Figure 1: Iterative method to fit Linear Regression
Linear Regression is a supervised machine learning algorithm. Since this is a regression algorithm, it makes real valued (continuous valued) predictions.
In constrast a classification algorithm makes descrete valued predictions.
Linear Regression builds a linear relation (with constant slope) between feature values and target variables.
Types of Linear Regressions
- In case of only one feature in Linear Regression, it is called Simple Linear Regression. Equation for this can be written as: $$ \hat{y} = \theta_1 * x_1 + \theta_2 $$
- Where $\hat{y}$ is predicted value, $x_1$ is feature, $\theta_1$, $\theta_2$ are model parameters.
-
In case of more than one feature, it is called Multiple Linear Regression. Equation for this can be written as: $$ \hat{y} = \theta_1 * x_1 + \theta_2 * x_2 + … + \theta_n * x_n $$
- In vector notation we can write it as: $ \hat{y} = \theta^T \cdot X $
- $ \theta = \begin{bmatrix} \theta_1 \\ \theta_2 \\ .. \\ \theta_n \end{bmatrix} $ and $ X = \begin{bmatrix} x_1 \\ x_2 \\ .. \\ x_n \end{bmatrix} $
- $\hat{y}$ is predicted value, $\theta_1$, $\theta_2$,…,$\theta_n$ are model parameters, $x_1$, $x_2$,…, $x_n$ are feature values.

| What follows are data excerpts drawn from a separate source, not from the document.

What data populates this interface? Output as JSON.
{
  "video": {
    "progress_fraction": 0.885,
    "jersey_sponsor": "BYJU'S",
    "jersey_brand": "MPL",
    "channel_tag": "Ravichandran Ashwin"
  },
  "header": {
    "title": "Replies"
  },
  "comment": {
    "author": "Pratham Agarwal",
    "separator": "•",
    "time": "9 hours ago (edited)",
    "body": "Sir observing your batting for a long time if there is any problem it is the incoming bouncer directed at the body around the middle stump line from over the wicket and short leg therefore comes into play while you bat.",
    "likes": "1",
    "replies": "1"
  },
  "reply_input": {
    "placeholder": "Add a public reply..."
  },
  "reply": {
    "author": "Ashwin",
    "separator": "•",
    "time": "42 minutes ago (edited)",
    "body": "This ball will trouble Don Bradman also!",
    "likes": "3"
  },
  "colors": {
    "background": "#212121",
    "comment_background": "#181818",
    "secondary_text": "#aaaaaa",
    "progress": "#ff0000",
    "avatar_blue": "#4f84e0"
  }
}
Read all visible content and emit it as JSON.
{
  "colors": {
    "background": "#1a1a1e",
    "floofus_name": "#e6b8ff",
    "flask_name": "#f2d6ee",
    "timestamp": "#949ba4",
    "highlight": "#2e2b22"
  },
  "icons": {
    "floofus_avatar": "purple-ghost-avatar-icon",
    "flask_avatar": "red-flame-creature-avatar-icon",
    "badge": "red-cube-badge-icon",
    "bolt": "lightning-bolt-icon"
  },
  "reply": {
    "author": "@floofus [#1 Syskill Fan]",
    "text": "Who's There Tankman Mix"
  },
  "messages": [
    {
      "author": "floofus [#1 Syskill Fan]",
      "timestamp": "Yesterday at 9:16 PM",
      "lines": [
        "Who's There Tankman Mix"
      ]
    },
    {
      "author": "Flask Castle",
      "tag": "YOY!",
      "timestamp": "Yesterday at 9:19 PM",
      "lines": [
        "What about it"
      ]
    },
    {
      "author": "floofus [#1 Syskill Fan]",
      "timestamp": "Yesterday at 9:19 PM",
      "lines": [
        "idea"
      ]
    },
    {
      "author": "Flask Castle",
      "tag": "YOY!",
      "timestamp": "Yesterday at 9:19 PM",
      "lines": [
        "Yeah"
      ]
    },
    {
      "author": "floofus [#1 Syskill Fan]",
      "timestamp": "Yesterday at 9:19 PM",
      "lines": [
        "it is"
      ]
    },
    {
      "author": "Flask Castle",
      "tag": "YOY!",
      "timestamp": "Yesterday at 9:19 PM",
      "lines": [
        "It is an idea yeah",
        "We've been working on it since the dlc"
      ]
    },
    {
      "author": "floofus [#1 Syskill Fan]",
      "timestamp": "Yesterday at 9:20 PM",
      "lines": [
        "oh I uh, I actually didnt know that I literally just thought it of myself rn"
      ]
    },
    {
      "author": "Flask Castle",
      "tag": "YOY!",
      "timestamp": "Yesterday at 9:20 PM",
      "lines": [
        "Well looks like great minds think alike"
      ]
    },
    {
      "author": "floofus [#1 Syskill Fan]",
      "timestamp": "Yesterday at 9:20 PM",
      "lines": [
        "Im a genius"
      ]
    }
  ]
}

- If more than one target is being predicted, it is called Multivariate Linear Regression. Equation for this can be written as: $$ \hat{y}_1,\hat{y}_2,…,\hat{y}_n = \theta_1 * x_1 + \theta_2 * x_2 + … + \theta_n * x_n $$
- In vector notation we can write it as: $ Y = \theta^T \cdot X $
- $ \theta = \begin{bmatrix} \theta_1 \\ \theta_2 \\ .. \\ \theta_n \end{bmatrix} $ , $ Y = \begin{bmatrix} \hat{y}_1 \\ \hat{y}_2 \\ .. \\ \hat{y}_n \end{bmatrix} $ and $ X = \begin{bmatrix} x_1 \\ x_2 \\ .. \\ x_n \end{bmatrix} $
- $\hat{y}_1$, $\hat{y}_2$,…, $\hat{y}_n$ are predicted values, $\theta_1$, $\theta_2$,…,$\theta_n$ are model parameters, $x_1$, $x_2$,…, $x_n$ are feature values.
Approaches to fit Linear Regression
Fitting the Linear Regression model is to find the model parameters ($\theta$ vector). There are different approaches to fit Linear Regression. The most famous ones are:
- Normal Equation: Using normal equation, we can find all the values of model parameters directly and all at once. The equation is defined as: $$ \theta = (X^T \cdot X)^{-1} \cdot X^T \cdot y $$ $ \theta $ is model parameter vector, X is feature values vector and y is target values vector
-
Iterative method to reduce cost function approach reduces the cost function iteratively. Cost function is measure of how far are the predictions from actual target values. We use Mean Squared Error (MSE) as the cost function for Linear Regression. It is dfined as $$ MSE = \frac{1}{m}\sum_{i=1}^{m}(\hat{y}_i - y_i)^2 $$ $ \hat{y}_i $ is ith predicted value computed as $ \hat{y} = \theta^T \cdot X $
$ y_i$ is ith target value, m is total number of data points.
At each iteration, the $\theta$ values are adjusted so that the MSE cost function reduced to minimum value.To minimize cost function, we can use Gradient Descent or similar optimization algorithms.
Figure 1 shows how after each iteration, the Mean Squared Error value reduces and the prediction values reach close to target values.